Political parties condemned the violence and intimidation, and the disruption schooling and health services.

Soldiers have been deployed to help out in 42 hospitals countrywide where several patients have died because of a lack of proper care.

The ANC in Gauteng "strongly condemned... the acts of vandalism, trashing and intimidation" by striking workers.

"We call on the leadership of unions to take full responsibility and stop all illegal and objectionable actions."

Freedom Front Plus leader Pieter Mulder said the cost of the wage dispute had been too high.

"No salary dispute justifies the death of people and the destruction of young matriculants' careers.

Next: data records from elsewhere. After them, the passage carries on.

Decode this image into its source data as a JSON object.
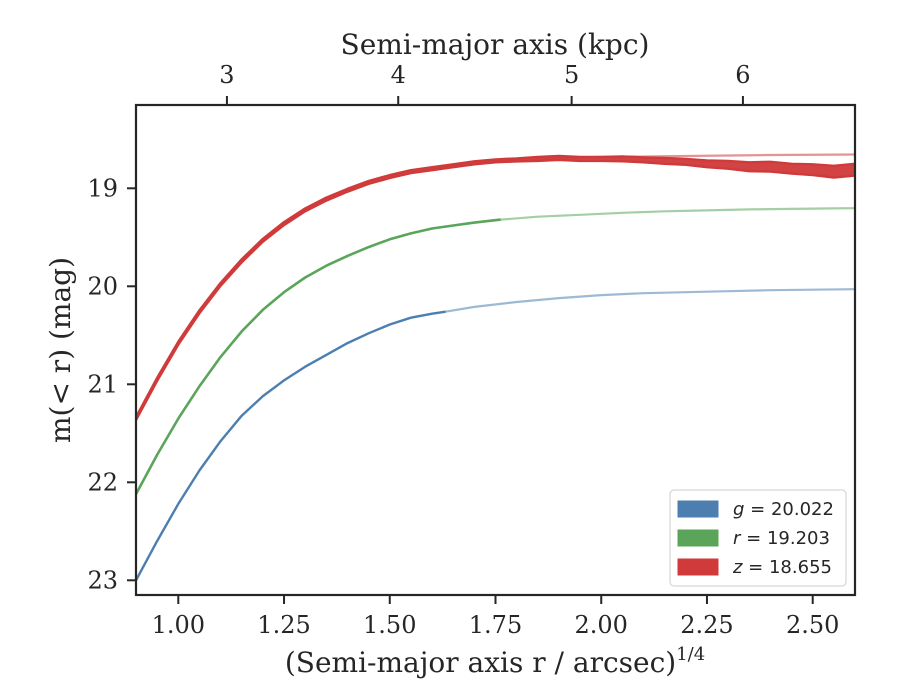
{
  "chart_data": {
    "type": "line",
    "xlabel": "(Semi-major axis r / arcsec)",
    "xlabel_exponent": "1/4",
    "ylabel": "m(< r) (mag)",
    "top_xlabel": "Semi-major axis (kpc)",
    "xlim": [
      0.9,
      2.6
    ],
    "ylim": [
      23.15,
      18.15
    ],
    "y_inverted": true,
    "x_ticks": [
      1.0,
      1.25,
      1.5,
      1.75,
      2.0,
      2.25,
      2.5
    ],
    "x_tick_labels": [
      "1.00",
      "1.25",
      "1.50",
      "1.75",
      "2.00",
      "2.25",
      "2.50"
    ],
    "y_ticks": [
      19,
      20,
      21,
      22,
      23
    ],
    "y_tick_labels": [
      "19",
      "20",
      "21",
      "22",
      "23"
    ],
    "top_ticks": [
      {
        "x": 1.115,
        "label": "3"
      },
      {
        "x": 1.52,
        "label": "4"
      },
      {
        "x": 1.93,
        "label": "5"
      },
      {
        "x": 2.335,
        "label": "6"
      }
    ],
    "legend_position": "lower-right",
    "series": [
      {
        "name": "g = 20.022",
        "name_var": "g",
        "name_value": "20.022",
        "color": "#4c7fb0",
        "measured_x": [
          0.9,
          0.95,
          1.0,
          1.05,
          1.1,
          1.15,
          1.2,
          1.25,
          1.3,
          1.35,
          1.4,
          1.45,
          1.5,
          1.55,
          1.6,
          1.63
        ],
        "measured_y": [
          23.0,
          22.6,
          22.22,
          21.88,
          21.58,
          21.32,
          21.12,
          20.96,
          20.82,
          20.7,
          20.58,
          20.48,
          20.39,
          20.32,
          20.28,
          20.26
        ],
        "model_x": [
          1.63,
          1.7,
          1.8,
          1.9,
          2.0,
          2.1,
          2.2,
          2.3,
          2.4,
          2.5,
          2.6
        ],
        "model_y": [
          20.26,
          20.21,
          20.16,
          20.12,
          20.09,
          20.07,
          20.06,
          20.05,
          20.04,
          20.035,
          20.03
        ],
        "band_width": 2.4
      },
      {
        "name": "r = 19.203",
        "name_var": "r",
        "name_value": "19.203",
        "color": "#5aa55a",
        "measured_x": [
          0.9,
          0.95,
          1.0,
          1.05,
          1.1,
          1.15,
          1.2,
          1.25,
          1.3,
          1.35,
          1.4,
          1.45,
          1.5,
          1.55,
          1.6,
          1.65,
          1.7,
          1.76
        ],
        "measured_y": [
          22.12,
          21.72,
          21.35,
          21.02,
          20.72,
          20.46,
          20.24,
          20.06,
          19.91,
          19.79,
          19.69,
          19.6,
          19.52,
          19.46,
          19.41,
          19.38,
          19.35,
          19.32
        ],
        "model_x": [
          1.76,
          1.85,
          1.95,
          2.05,
          2.15,
          2.25,
          2.35,
          2.45,
          2.55,
          2.6
        ],
        "model_y": [
          19.32,
          19.29,
          19.27,
          19.25,
          19.235,
          19.225,
          19.215,
          19.21,
          19.205,
          19.203
        ],
        "band_width": 2.6
      },
      {
        "name": "z = 18.655",
        "name_var": "z",
        "name_value": "18.655",
        "color": "#d03a3a",
        "measured_x": [
          0.9,
          0.95,
          1.0,
          1.05,
          1.1,
          1.15,
          1.2,
          1.25,
          1.3,
          1.35,
          1.4,
          1.45,
          1.5,
          1.55,
          1.6,
          1.65,
          1.7,
          1.75,
          1.8,
          1.85,
          1.9,
          1.95,
          2.0,
          2.05,
          2.1,
          2.15,
          2.2,
          2.25,
          2.3,
          2.35,
          2.4,
          2.45,
          2.5,
          2.55,
          2.6
        ],
        "measured_y": [
          21.35,
          20.95,
          20.58,
          20.26,
          19.98,
          19.74,
          19.53,
          19.36,
          19.22,
          19.11,
          19.02,
          18.94,
          18.88,
          18.83,
          18.8,
          18.77,
          18.74,
          18.72,
          18.71,
          18.7,
          18.69,
          18.7,
          18.7,
          18.7,
          18.71,
          18.72,
          18.73,
          18.75,
          18.76,
          18.78,
          18.78,
          18.8,
          18.81,
          18.83,
          18.81
        ],
        "band_halfwidth": [
          0.015,
          0.015,
          0.015,
          0.015,
          0.015,
          0.015,
          0.015,
          0.015,
          0.015,
          0.015,
          0.015,
          0.015,
          0.015,
          0.015,
          0.015,
          0.015,
          0.015,
          0.015,
          0.015,
          0.02,
          0.02,
          0.02,
          0.02,
          0.025,
          0.025,
          0.03,
          0.03,
          0.035,
          0.04,
          0.045,
          0.05,
          0.05,
          0.055,
          0.06,
          0.06
        ],
        "model_x": [
          1.6,
          1.8,
          2.0,
          2.2,
          2.4,
          2.6
        ],
        "model_y": [
          18.8,
          18.7,
          18.68,
          18.67,
          18.66,
          18.655
        ]
      }
    ]
  }
}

"The death of defenceless ill people and innocent babies as a result of the public service strike is the worst form of selfishness."

'Hidden agenda'

Mulder criticised the "radicalism" of Cosatu's leadership.

"It is appearing more and more that there may be a hidden agenda behind the strike.

"Cosatu leaders have already expressed their frustrations with President [Jacob] Zuma because he is not following their policy directions," said Mulder.

Cosatu has threatened that its secondary strike will shut down the economy.

"We call on all workers to intensify their action," it said.

"Every Cosatu-affiliated union must on August 26 submit [a seven-day] notice to their employers to embark on a secondary strike," Cosatu general secretary Zwelinzima Vavi said in Johannesburg on Tuesday.

Until Monday, the had government said it was offering a seven percent increase.

However, Maseko then said the offer was in "real terms" actually 8.5%, a mere tenth of a percent short of what unions wanted.

This was because the increase offer was bolstered by a 1.5% pay progression.

However, unions said the pay progression was part of an old agreement on performance appraisals signed in 2003.

Unions are demanding an 8.6% increase and R1 000 monthly housing allowance, and have rejected the government's offer of seven percent and a R700 allowance.